Place the first call-to-action above the fold
Although, depending on the situation, it can be expecting too much of the newly arrived user.
Placing the first call-to-action (CTA) button above the fold is widely known as being the best practice. Even though it is in many cases the smartest choice, it all depends on the context.
If the product you sell is complex, you might want to postpone asking (forget the fold) for action until the user has actually had a chance to understand it. If what you are selling is relatively simple, placing (at least) the first call-to-action above the fold makes perfect sense.
A typical solution is to simulate a miniature landing page experience, containing all critical elements of your page, but packed into a block of content above the fold. Ensuring that you both present the value proposition and the call to action, will help decrease any confusion. Supporting content can then appear below the miniature landing page experience to further convince users to take action.
But don’t cram everything above the fold. There is plenty evidence showing that users are willing to scroll – when they know there is something to scroll for.
You will have to decide yourself, when it makes sense to save the CTA until you’ve made some key points. It’s usually when users aren’t fluent in your product category or industry and need some education first.

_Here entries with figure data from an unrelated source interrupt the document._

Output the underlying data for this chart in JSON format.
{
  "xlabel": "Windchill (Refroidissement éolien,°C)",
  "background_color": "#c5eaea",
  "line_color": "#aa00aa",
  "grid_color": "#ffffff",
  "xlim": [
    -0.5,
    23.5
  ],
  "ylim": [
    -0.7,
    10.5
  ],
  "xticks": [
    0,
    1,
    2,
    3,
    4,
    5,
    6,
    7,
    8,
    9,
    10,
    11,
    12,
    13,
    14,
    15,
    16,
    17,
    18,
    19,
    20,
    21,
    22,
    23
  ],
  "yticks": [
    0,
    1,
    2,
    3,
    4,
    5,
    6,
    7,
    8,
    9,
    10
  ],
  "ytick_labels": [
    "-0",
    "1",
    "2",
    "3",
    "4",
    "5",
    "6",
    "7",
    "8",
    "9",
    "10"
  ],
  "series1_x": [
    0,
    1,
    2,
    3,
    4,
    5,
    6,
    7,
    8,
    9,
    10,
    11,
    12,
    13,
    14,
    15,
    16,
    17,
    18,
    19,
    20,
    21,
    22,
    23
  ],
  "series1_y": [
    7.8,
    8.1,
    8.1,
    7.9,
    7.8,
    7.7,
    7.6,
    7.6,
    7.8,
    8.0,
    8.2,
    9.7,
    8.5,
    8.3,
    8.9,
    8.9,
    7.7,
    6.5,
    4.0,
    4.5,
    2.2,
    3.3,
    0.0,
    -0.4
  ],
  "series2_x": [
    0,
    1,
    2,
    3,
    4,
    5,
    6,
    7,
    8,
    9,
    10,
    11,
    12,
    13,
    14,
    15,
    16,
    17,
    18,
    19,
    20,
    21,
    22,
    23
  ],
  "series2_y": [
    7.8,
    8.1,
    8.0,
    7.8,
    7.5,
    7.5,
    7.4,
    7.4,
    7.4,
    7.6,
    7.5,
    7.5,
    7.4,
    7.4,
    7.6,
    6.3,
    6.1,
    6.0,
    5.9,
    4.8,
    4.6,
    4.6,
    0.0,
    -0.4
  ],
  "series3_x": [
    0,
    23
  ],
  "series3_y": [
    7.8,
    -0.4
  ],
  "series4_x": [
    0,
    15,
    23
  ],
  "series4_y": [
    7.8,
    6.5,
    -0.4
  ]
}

To determine whether to put the first call-to-action above the fold, it makes sense to divide users into 3 segments:
Certain users. Users familiar with your brand and product know what you offer and whether it will solve their problem. As long as you don’t go out of your way to hide your call-to-action, they will find a way to convert. For this group, having the call-to-action above the fold is of great convenience, but if not, they are willing to scroll to find it.
Uncertain users with a simple Value Proposition. Users not familiar with your brand and product aren’t convinced that your product is the best solution for their problem, yet. However, if your value proposition is simple, clear, concise, and doesn’t require much elaboration, chances are that new uncertain users could be convinced and ready to take action without additional information. Go ahead and place your call to action above the fold.
Uncertain users with a complicated Value Proposition. Similarly, users not familiar with your brand and product aren’t convinced that your product is the best solution for their problem, yet. However, if your value proposition is complicated, asking users to take action at the top of the page, above the fold, doesn’t make much sense. Visitors who are uncertain won’t be ready to take action just yet. They’ll need additional information.